Jumat, 16 Mei 2014

Dalam Kehalalan, Hidup Anda Menjadi Barokah



Dalam lingkup masyarakat terkecil hingga tatanan Negara, praktik yang tidak sesuai dengan syariat agama begitu merebak. Baik di perbankan, transaksi bisnis, lembaga perkreditan, bahkan sampai arisan warga. Entah karena umat Islam tidak mengetahui hukum dan bahaya riba, atau sebenarnya mereka sudah tahu tetapi tetap juga dilanggar. “Yang haram saja susah apalagi yang halal,” begitu sering kita mendengar orang berseloroh.

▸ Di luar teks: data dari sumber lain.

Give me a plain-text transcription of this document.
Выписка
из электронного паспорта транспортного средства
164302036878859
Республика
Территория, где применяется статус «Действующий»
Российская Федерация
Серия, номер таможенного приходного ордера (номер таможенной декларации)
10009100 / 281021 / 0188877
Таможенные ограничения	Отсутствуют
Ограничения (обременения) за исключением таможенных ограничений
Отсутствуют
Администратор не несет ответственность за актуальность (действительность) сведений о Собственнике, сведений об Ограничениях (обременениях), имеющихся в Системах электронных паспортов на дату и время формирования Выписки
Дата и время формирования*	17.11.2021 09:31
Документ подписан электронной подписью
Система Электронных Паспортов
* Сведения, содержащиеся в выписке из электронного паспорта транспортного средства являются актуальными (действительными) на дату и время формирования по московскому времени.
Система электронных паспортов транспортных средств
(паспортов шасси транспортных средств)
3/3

Penyakit “cinta dunia dan takut mati” tampaknya telah menyebabkan manusia di akhir zaman ini menghalalkan segala macam cara untuk meraih kekayaan sebanyak-banyaknya, termasuk dengan cara riba. Sungguh benarlah sabda Rasulallah SWA : “Akan datang suatu masa, orang tidak peduli dari mana harta yang dihasilkannya, apakah dari jalan yang halal atau dari jalan yang haram”.
 Riba Dan Bahayanya
Allah Swt sebenarnya telah memudahkan bagi manusia dalam urusan memenuhi kebutuhannya. Allah telah menyediakan semua yang ada dimuka bumi ini untuk manusia, sebagaimana dijelaskan dalam Surat Al Baqarah ayat 29 : “Dialah yang telah menciptakan semua apa-apa yang di bumi untuk kalian,” dan Surat Al Luqman ayat 20: “Tidakkah kalian memperhatikan bahwa Alla telah menundukkan/memudahkan untuk (kepentingan) kalian apa yang ada di langit dan apa yang ada di bumi, dan menyempurnakan untuk kalian nikmat-Nya lahir dan batin”.

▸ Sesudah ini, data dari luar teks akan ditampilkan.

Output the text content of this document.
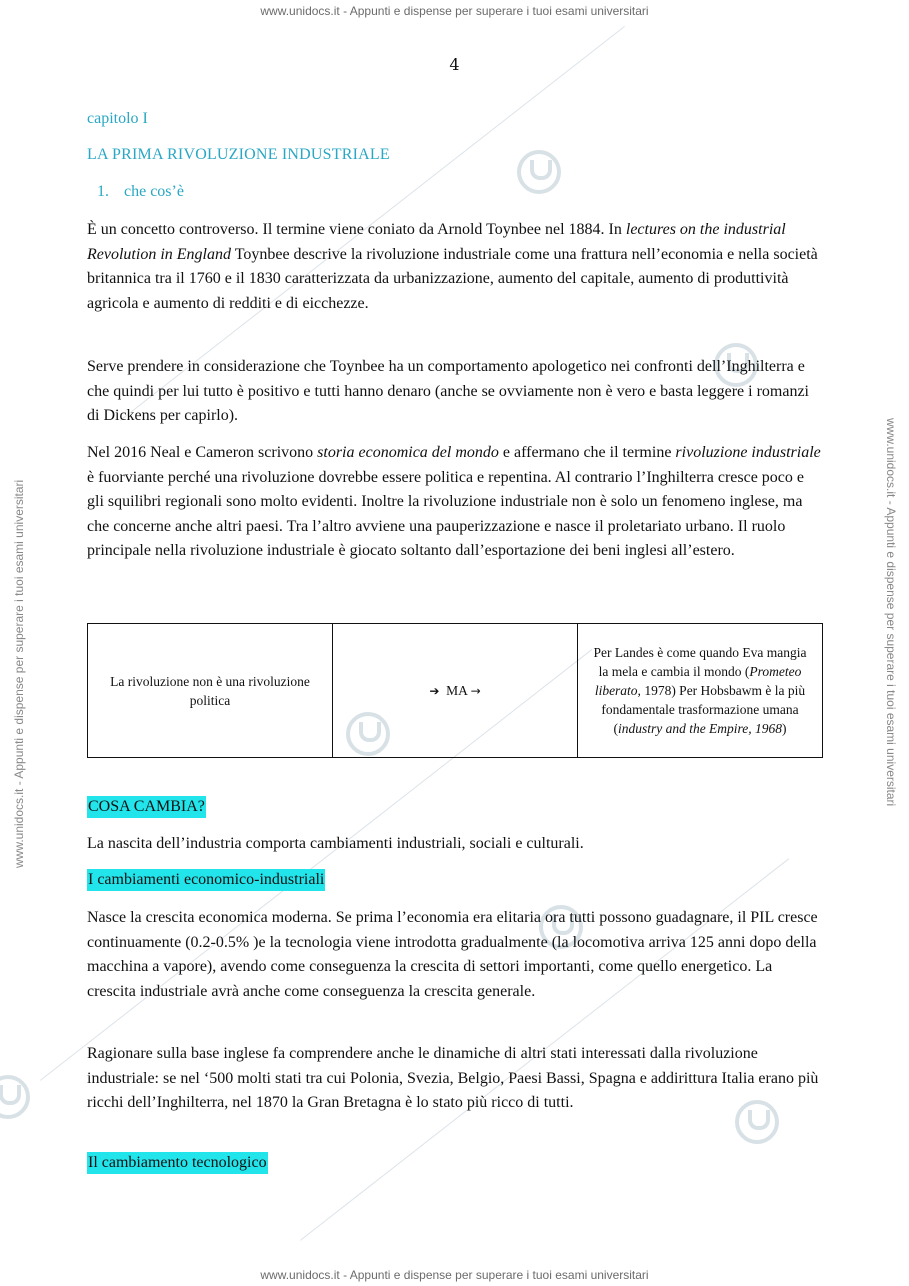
www.unidocs.it - Appunti e dispense per superare i tuoi esami universitari
www.unidocs.it - Appunti e dispense per superare i tuoi esami universitari
www.unidocs.it - Appunti e dispense per superare i tuoi esami universitari	www.unidocs.it - Appunti e dispense per superare i tuoi esami universitari
4
capitolo I
LA PRIMA RIVOLUZIONE INDUSTRIALE
1. che cos’è

È un concetto controverso. Il termine viene coniato da Arnold Toynbee nel 1884. In lectures on the industrial Revolution in England Toynbee descrive la rivoluzione industriale come una frattura nell’economia e nella società britannica tra il 1760 e il 1830 caratterizzata da urbanizzazione, aumento del capitale, aumento di produttività agricola e aumento di redditi e di eicchezze.

Serve prendere in considerazione che Toynbee ha un comportamento apologetico nei confronti dell’Inghilterra e che quindi per lui tutto è positivo e tutti hanno denaro (anche se ovviamente non è vero e basta leggere i romanzi di Dickens per capirlo).

Nel 2016 Neal e Cameron scrivono storia economica del mondo e affermano che il termine rivoluzione industriale è fuorviante perché una rivoluzione dovrebbe essere politica e repentina. Al contrario l’Inghilterra cresce poco e gli squilibri regionali sono molto evidenti. Inoltre la rivoluzione industriale non è solo un fenomeno inglese, ma che concerne anche altri paesi. Tra l’altro avviene una pauperizzazione e nasce il proletariato urbano. Il ruolo principale nella rivoluzione industriale è giocato soltanto dall’esportazione dei beni inglesi all’estero.

La rivoluzione non è una rivoluzione politica	➔ MA →	Per Landes è come quando Eva mangia la mela e cambia il mondo (Prometeo liberato, 1978) Per Hobsbawm è la più fondamentale trasformazione umana (industry and the Empire, 1968)
COSA CAMBIA?

La nascita dell’industria comporta cambiamenti industriali, sociali e culturali.

I cambiamenti economico-industriali

Nasce la crescita economica moderna. Se prima l’economia era elitaria ora tutti possono guadagnare, il PIL cresce continuamente (0.2-0.5% )e la tecnologia viene introdotta gradualmente (la locomotiva arriva 125 anni dopo della macchina a vapore), avendo come conseguenza la crescita di settori importanti, come quello energetico. La crescita industriale avrà anche come conseguenza la crescita generale.

Ragionare sulla base inglese fa comprendere anche le dinamiche di altri stati interessati dalla rivoluzione industriale: se nel ‘500 molti stati tra cui Polonia, Svezia, Belgio, Paesi Bassi, Spagna e addirittura Italia erano più ricchi dell’Inghilterra, nel 1870 la Gran Bretagna è lo stato più ricco di tutti.

Il cambiamento tecnologico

Allah juga telah mengingatkan kepada manusia agar mencari yang halal dan jangan terbujuk rayu tipu daya syaitan sehingga makan dari hasil usaha yang haram, “Hai sekalian manusia, makanlah kalian dari (makanan) yang halal lagi baik yang terdapat dibumi, dan janganlah kalian mengikuti langkah-langkah syaitan; sesungguhnya syaitan itu adalah musuh yang nyata bagi manusia”. (Al Baqarah : 168).

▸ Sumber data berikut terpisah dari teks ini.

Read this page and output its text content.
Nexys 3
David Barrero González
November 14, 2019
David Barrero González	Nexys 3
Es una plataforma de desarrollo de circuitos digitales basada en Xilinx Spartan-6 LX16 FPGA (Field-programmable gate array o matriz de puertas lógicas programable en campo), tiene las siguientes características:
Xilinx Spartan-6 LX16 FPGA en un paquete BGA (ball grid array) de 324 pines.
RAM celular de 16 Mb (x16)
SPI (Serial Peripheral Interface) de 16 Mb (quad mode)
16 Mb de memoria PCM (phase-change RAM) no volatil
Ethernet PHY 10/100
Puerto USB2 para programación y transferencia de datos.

Berdasarkan dalil-dalil diatas, para ulama membuat kaidah hukum bahwa segala urusan dunia (muamalah) diperbolehkan, kecuali ada dalil-dalil yag mengharamkannnya. Oleh karena itu mempelajari hukum-hukum muamalat menjadi kewajiban kita agar terhindar dari transaksi yang haram. Orang yang tidak mau mempelajari hukum – hukum muamalat, maka dia akan mudah terperosok melakukan usaha-usaha yang haram dan makan dari hasil usaha yang haram. Hal ini sudah diingatkan oleh Umar bin Khattab dan Ali bin Abi Thalib.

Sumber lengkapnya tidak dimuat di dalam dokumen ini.